There  are plans to open a first-floor center to educate the public about the redesign, and the developers offer the Towers as a model for other aging skyscrapers around the world.

Illustration by Rose Cassano, EarthSayers.tv, the voices of sustainability

Sustainability and the VC Taskforce Roundtable

Each month the VC Taskforce hosts The Elevator Pitch Roundtable an opportunity for entrepreneurs “in a startup that is currently seeking capital” to present a 90-second elevator pitch to a panel of VCs, usually four. These are very interesting as the panel gives a score of their interests based on the pitch and the Q/A that follows.

If I were to expand beyond my experience with this group it seems to me many VC’s, not ALL of course, have no sustainability strategy for their investment activities. If they venture outside the business as usual space, they have a laundry list of sustainability related categories, as do the big consulting firms. See my blog article below on laundry lists. Mobile, alternative energy and bio refineries is a list from Khosla Ventures and under “the things we care about”  (Khosla Ventures), you will find some of this and some of that.

  • Microfinance – SKS, SHARE, ASA, CFTS, Jamii Bora Grameen USA, Unitus – with a goal to provide credit to over 25 million “below poverty line” borrowers.
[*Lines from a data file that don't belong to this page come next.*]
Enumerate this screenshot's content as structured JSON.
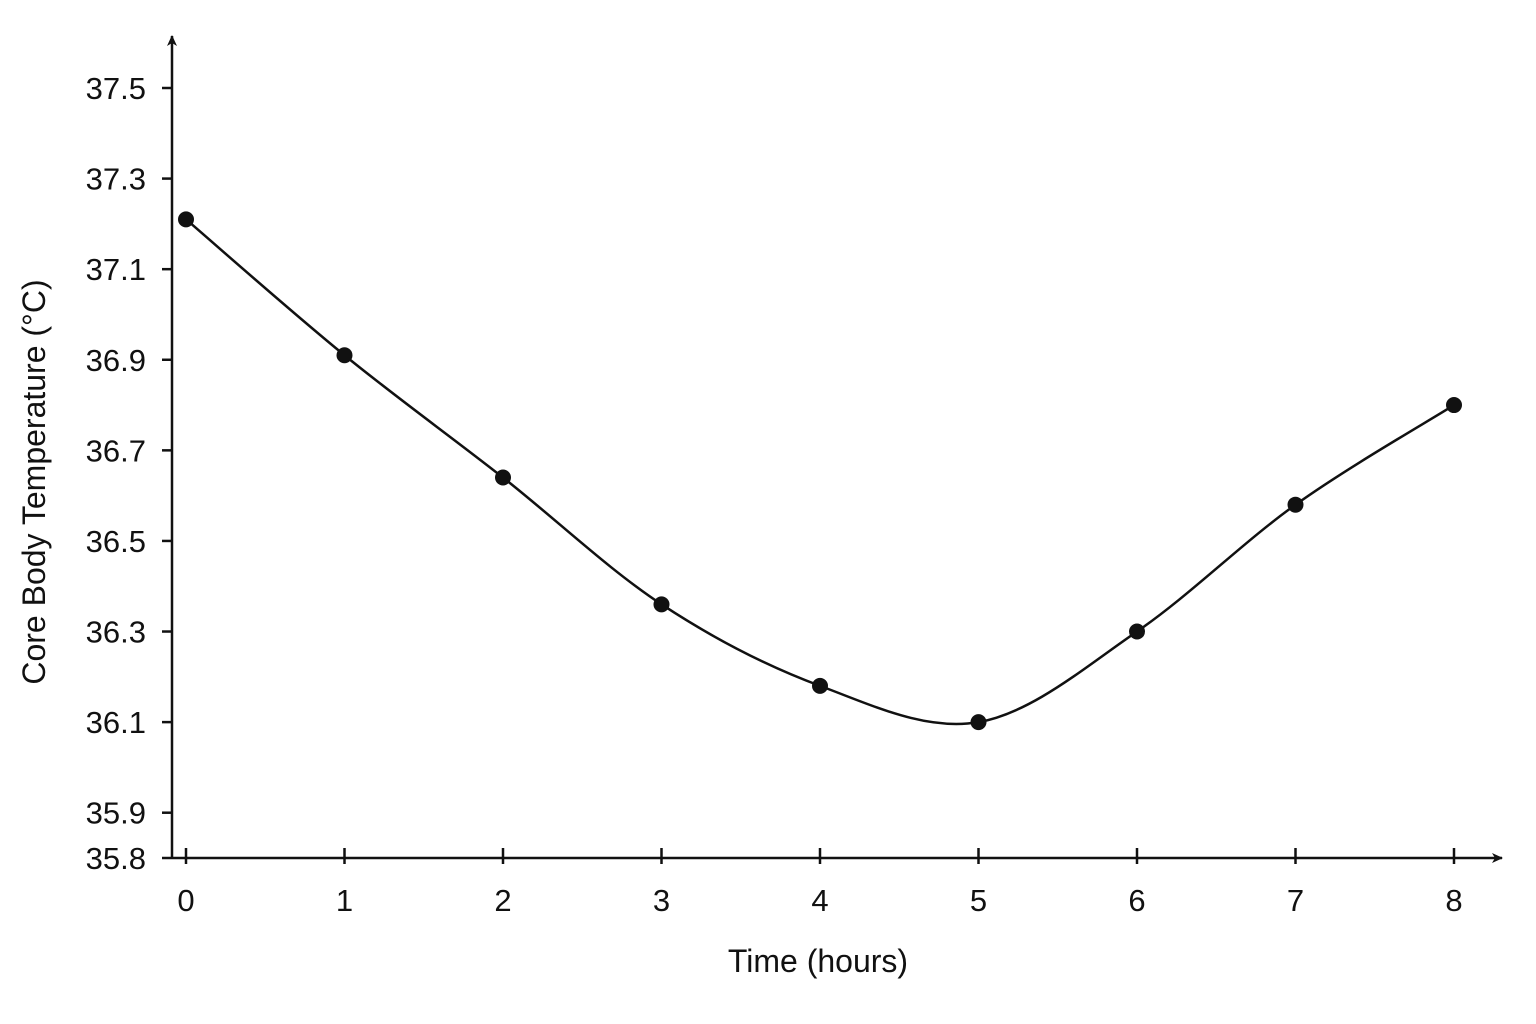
{
  "chart_data": {
    "type": "line",
    "title": "",
    "xlabel": "Time (hours)",
    "ylabel": "Core Body Temperature (°C)",
    "x": [
      0,
      1,
      2,
      3,
      4,
      5,
      6,
      7,
      8
    ],
    "series": [
      {
        "values": [
          37.21,
          36.91,
          36.64,
          36.36,
          36.18,
          36.1,
          36.3,
          36.58,
          36.8
        ]
      }
    ],
    "xlim": [
      0,
      8
    ],
    "ylim": [
      35.8,
      37.5
    ],
    "xticks": [
      "0",
      "1",
      "2",
      "3",
      "4",
      "5",
      "6",
      "7",
      "8"
    ],
    "yticks": [
      {
        "value": 35.8,
        "label": "35.8"
      },
      {
        "value": 35.9,
        "label": "35.9"
      },
      {
        "value": 36.1,
        "label": "36.1"
      },
      {
        "value": 36.3,
        "label": "36.3"
      },
      {
        "value": 36.5,
        "label": "36.5"
      },
      {
        "value": 36.7,
        "label": "36.7"
      },
      {
        "value": 36.9,
        "label": "36.9"
      },
      {
        "value": 37.1,
        "label": "37.1"
      },
      {
        "value": 37.3,
        "label": "37.3"
      },
      {
        "value": 37.5,
        "label": "37.5"
      }
    ],
    "grid": false,
    "legend": "none",
    "line_color": "#111111",
    "marker": "filled-circle",
    "smooth": true
  }
}
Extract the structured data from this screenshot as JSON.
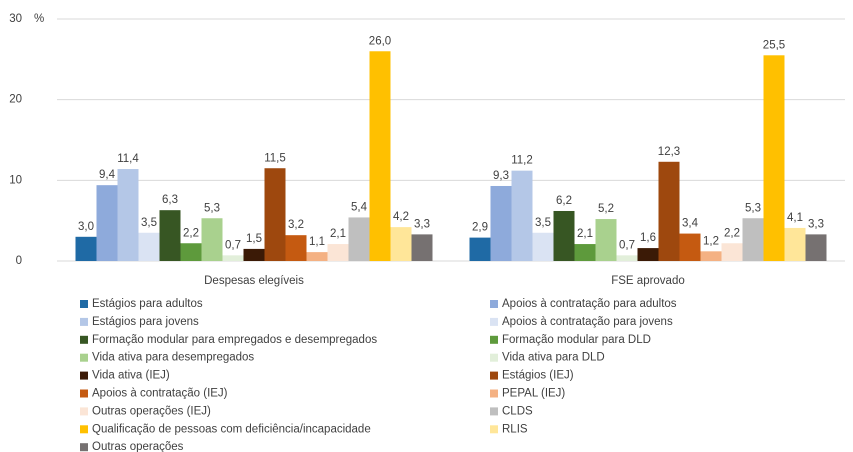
{
  "chart_data": {
    "type": "bar",
    "unit_label": "%",
    "categories": [
      "Despesas elegíveis",
      "FSE aprovado"
    ],
    "ylim": [
      0,
      30
    ],
    "yticks": [
      0,
      10,
      20,
      30
    ],
    "grid": true,
    "series": [
      {
        "name": "Estágios para adultos",
        "color": "#1f6aa5",
        "values": [
          3.0,
          2.9
        ],
        "value_labels": [
          "3,0",
          "2,9"
        ]
      },
      {
        "name": "Apoios à contratação para adultos",
        "color": "#8eaadb",
        "values": [
          9.4,
          9.3
        ],
        "value_labels": [
          "9,4",
          "9,3"
        ]
      },
      {
        "name": "Estágios para jovens",
        "color": "#b4c7e7",
        "values": [
          11.4,
          11.2
        ],
        "value_labels": [
          "11,4",
          "11,2"
        ]
      },
      {
        "name": "Apoios à contratação para jovens",
        "color": "#dae3f3",
        "values": [
          3.5,
          3.5
        ],
        "value_labels": [
          "3,5",
          "3,5"
        ]
      },
      {
        "name": "Formação modular para empregados e desempregados",
        "color": "#375623",
        "values": [
          6.3,
          6.2
        ],
        "value_labels": [
          "6,3",
          "6,2"
        ]
      },
      {
        "name": "Formação modular para DLD",
        "color": "#5e9a3c",
        "values": [
          2.2,
          2.1
        ],
        "value_labels": [
          "2,2",
          "2,1"
        ]
      },
      {
        "name": "Vida ativa para desempregados",
        "color": "#a9d18e",
        "values": [
          5.3,
          5.2
        ],
        "value_labels": [
          "5,3",
          "5,2"
        ]
      },
      {
        "name": "Vida ativa para DLD",
        "color": "#e2efda",
        "values": [
          0.7,
          0.7
        ],
        "value_labels": [
          "0,7",
          "0,7"
        ]
      },
      {
        "name": "Vida ativa (IEJ)",
        "color": "#3b1a06",
        "values": [
          1.5,
          1.6
        ],
        "value_labels": [
          "1,5",
          "1,6"
        ]
      },
      {
        "name": "Estágios (IEJ)",
        "color": "#9e480e",
        "values": [
          11.5,
          12.3
        ],
        "value_labels": [
          "11,5",
          "12,3"
        ]
      },
      {
        "name": "Apoios à contratação (IEJ)",
        "color": "#c55a11",
        "values": [
          3.2,
          3.4
        ],
        "value_labels": [
          "3,2",
          "3,4"
        ]
      },
      {
        "name": "PEPAL (IEJ)",
        "color": "#f4b183",
        "values": [
          1.1,
          1.2
        ],
        "value_labels": [
          "1,1",
          "1,2"
        ]
      },
      {
        "name": "Outras operações (IEJ)",
        "color": "#fbe5d6",
        "values": [
          2.1,
          2.2
        ],
        "value_labels": [
          "2,1",
          "2,2"
        ]
      },
      {
        "name": "CLDS",
        "color": "#bfbfbf",
        "values": [
          5.4,
          5.3
        ],
        "value_labels": [
          "5,4",
          "5,3"
        ]
      },
      {
        "name": "Qualificação de pessoas com deficiência/incapacidade",
        "color": "#ffc000",
        "values": [
          26.0,
          25.5
        ],
        "value_labels": [
          "26,0",
          "25,5"
        ]
      },
      {
        "name": "RLIS",
        "color": "#ffe699",
        "values": [
          4.2,
          4.1
        ],
        "value_labels": [
          "4,2",
          "4,1"
        ]
      },
      {
        "name": "Outras operações",
        "color": "#767171",
        "values": [
          3.3,
          3.3
        ],
        "value_labels": [
          "3,3",
          "3,3"
        ]
      }
    ]
  }
}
See also An Anti-Poverty Success Story; Video
  • Environment – GE Ecomagination Advisory Council, Chairman of India Advisory Board of the Cleantech Network
  • Education – Indian School of Business – a world class school of business, DonorsChoose.org – teachers ask for private funding on thousands of projects
  • Health – Public Health Institutes of India, UNICEF
  • Affordable housing – Global Home – goaled to build a $5000 home!

Companies need to put all the wood behind one arrow as spreading energies across a broad spectrum of sustainability categories has proven to be pretty ineffective.  Jeffrey Hollinger of Seventh Generation hits the nail on the head when he talks about the need for companies – and VCs are no exception – to make sustainability their core business strategy.

At one Roundtable they poohed-poohed two technologies relating to reducing energy consumption in existing buildings (big, big source of greenhouse gases), but got  excited over a travel Website catering to honeymooners.  That’s when the question entered my mind: Are we twittering while Rome burns?

It’s going to take more than Al Gore to turn things around, if they can be turned around.